12.いざ、ダンジョンへ
『ダンジョンアタック、開始すんぞ』
こうして、ラティエル達はダンジョンへと足を踏み入れた。
「ここは何下層あるんだ?」
『30階層まである。』
「了解だ。『空気顕現』『偶像召喚 王狼スコル』。」
ラティエルの詠唱により、一匹の巨大な狼がラティエルの隣に現れた。偶像召喚。それはスタンピード後にラティエルがライムと共に身に付けた新しい空気の技術であり、御伽話に伝わる神獣を召喚するという力である。

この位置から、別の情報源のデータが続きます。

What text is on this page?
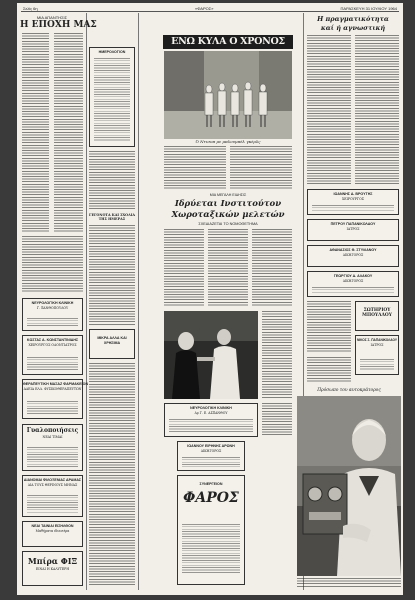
Σελίς 6η	«ΦΑΡΟΣ»	ΠΑΡΑΣΚΕΥΗ 31 ΙΟΥΛΙΟΥ 1964
ΜΙΑ ΑΠΑΝΤΗΣΙΣ
Η ΕΠΟΧΗ ΜΑΣ
ΝΕΥΡΟΛΟΓΙΚΗ ΚΛΙΝΙΚΗ
Γ. ΞΑΝΘΟΠΟΥΛΟΥ
ΚΩΣΤΑΣ Α. ΚΩΝΣΤΑΝΤΙΝΙΔΗΣ
ΧΕΙΡΟΥΡΓΟΣ ΟΔΟΝΤΙΑΤΡΟΣ
ΘΕΡΑΠΕΥΤΙΚΗ ΜΑΣΑΖ ΦΑΡΜΑΚΕΙΟΝ
ΑΔΕΙΑ ΕΛΛ. ΦΥΣΙΚΟΘΕΡΑΠΕΥΤΩΝ
Γυαλοποιήσεις
ΝΕΑΙ ΤΙΜΑΙ
ΔΙΑΝΟΜΑΙ ΦΙΛΟΞΕΝΙΑΣ ΔΡΑΜΑΣ
ΔΙΑ ΤΟΥΣ ΘΕΡΙΝΟΥΣ ΜΗΝΑΣ
ΝΕΑΙ ΤΑΙΝΙΑΙ ΕΙΣΗΛΘΟΝ
Μαθήματα ιδιαιτέρα
Μπίρα ΦΙΞ
ΕΙΝΑΙ Η ΚΑΛΥΤΕΡΗ
ΗΜΕΡΟΛΟΓΙΟΝ
ΓΕΓΟΝΟΤΑ ΚΑΙ ΣΧΟΛΙΑ ΤΗΣ ΗΜΕΡΑΣ
ΜΙΚΡΑ ΑΛΛΑ ΚΑΙ ΧΡΗΣΙΜΑ
ΕΝΩ ΚΥΛΑ Ο ΧΡΟΝΟΣ
Ό Ντισοπ με μπλουμπέλ γκέρλς
ΜΙΑ ΜΕΓΑΛΗ ΕΙΔΗΣΙΣ
Ιδρύεται Ινστιτούτον
Χωροταξικών μελετών
ΣΧΕΔΙΑΖΕΤΑΙ ΤΟ ΝΟΜΟΘΕΤΗΜΑ
ΝΕΥΡΟΛΟΓΙΚΗ ΚΛΙΝΙΚΗ
Δρ Γ. Ε. ΑΣΞΑΝΘΟΥ
ΙΩΑΝΝΟΥ ΕΙΡΗΝΗΣ ΑΡΩΝΗ
ΔΙΚΗΓΟΡΟΣ
ΣΥΝΕΡΓΕΙΟΝ
ΦΑΡΟΣ
Η πραγματικότητα
καί ή αγνωστική
ΙΩΑΝΝΗΣ Δ. ΒΡΟΥΤΗΣ
ΧΕΙΡΟΥΡΓΟΣ
ΠΕΤΡΟΥ ΠΑΠΑΝΙΚΟΛΑΟΥ
ΙΑΤΡΟΣ
ΑΘΑΝΑΣΙΟΣ Θ. ΣΤΥΛΙΑΝΟΥ
ΔΙΚΗΓΟΡΟΣ
ΓΕΩΡΓΙΟΥ Δ. ΑΛΑΚΟΥ
ΔΙΚΗΓΟΡΟΣ
ΣΩΤΗΡΙΟΥ ΜΠΟΥΛΛΟΥ
ΝΙΚΟΣ Σ. ΠΑΠΑΝΙΚΟΛΑΟΥ
ΙΑΤΡΟΣ
Πρόσωπο του αυτοκράτορος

『王狼か。王の資格を持つ狼。良いもん持ってんじゃねえか。』
『ルクス、ワシらも戦闘準備を。』
『わぁってるよ、ジジイ。『万照』。』
ルクスの詠唱により、この場にいる人間全員が照らされた。
「これは、支援っすか?」
『ああ。この支援を受けた人間の膂力、魔力を底上げする。』
『『大地の槌』。』
フムスが詠唱したその時、フムスの目の前に土色のハンマーが生み出された。
「立派な武器っすね。」
『おい、お前ェら、そろそろくんぞ。』
ルクスがそう言った瞬間、数匹のトカゲが現れた。
「あれは…ダンジョンリザードっすか…」
『ああ。闇の魔力を纏って通常よりパワーアップしているぞ。気ぃ付けろ。』
「スコル。『敵を倒せ』。」
ラティエルの号令により、スコルがリザードに向かって突進し、噛み付く。
「『蒼帝剣ラピス』。『蒼斬』。」
ルクストの戦いからさらに研ぎ澄まされたライムの斬撃は容易くリザードを切り裂いた。
「うちの魔術をプレゼントするっすよ!『大いなる風』」
ミストの放った魔力密度の高い風がリザードを切り裂いていく。
『へェ。やるじゃねえか、お前ェら。』
ルクスが称賛する。
「まっ、うちらにかかれば余裕っすね!ね、ラティエルさん。」
「ああ、この程度ならまだ問題ないぞ。」
『ふはは、頼もしいの。』
「よし、じゃあ進もうか。リヴィウス、索敵を頼めるかな?」
『リヴィウス、索敵すんぞ。』
「はい!『光よ(ルクス)』『この先を視よ』」
『『霊視』』
『ルクスはガサツな見た目をしているが、実はあの見た目で補助魔術の方が得意なんじゃよ。』
「ほへー、意外っすね!」
『魔術も繊細でのう。リゲルも繊細さでは負けておらんがの。』
「なるほど、うちも魔術繊細に扱ってるつもりっすけど、まだまだっすね。」
『いや、ミスト殿も十分繊細じゃよ。精霊と人間では魔術の感覚は違うからのう。その話で言うと、リヴィウス殿の魔術は、精霊の魔術に似ている。』
「なるほど?それはなんでっすか?」
『リヴィウス殿の魔術は精霊の力を借りることで行使する魔術じゃ。精霊の魔術を人間が使えるようにした、詠唱が短くても強力になるようにできている。まあ、扱い方は難しいが、その点、リヴィウス殿は上手くあの魔術を手懐けておる。』
「ふーん、難しそうっすね。」
『オィ!駄弁ってないで早く来い!階段見つけたぞ!』
「了解っす!」
こうして一行は次の階層へと足を進めた。
ミストの魔法名を書いてて、スマ◯ラSPの某魔法使いくんを連想してしまったのはここだけの秘密。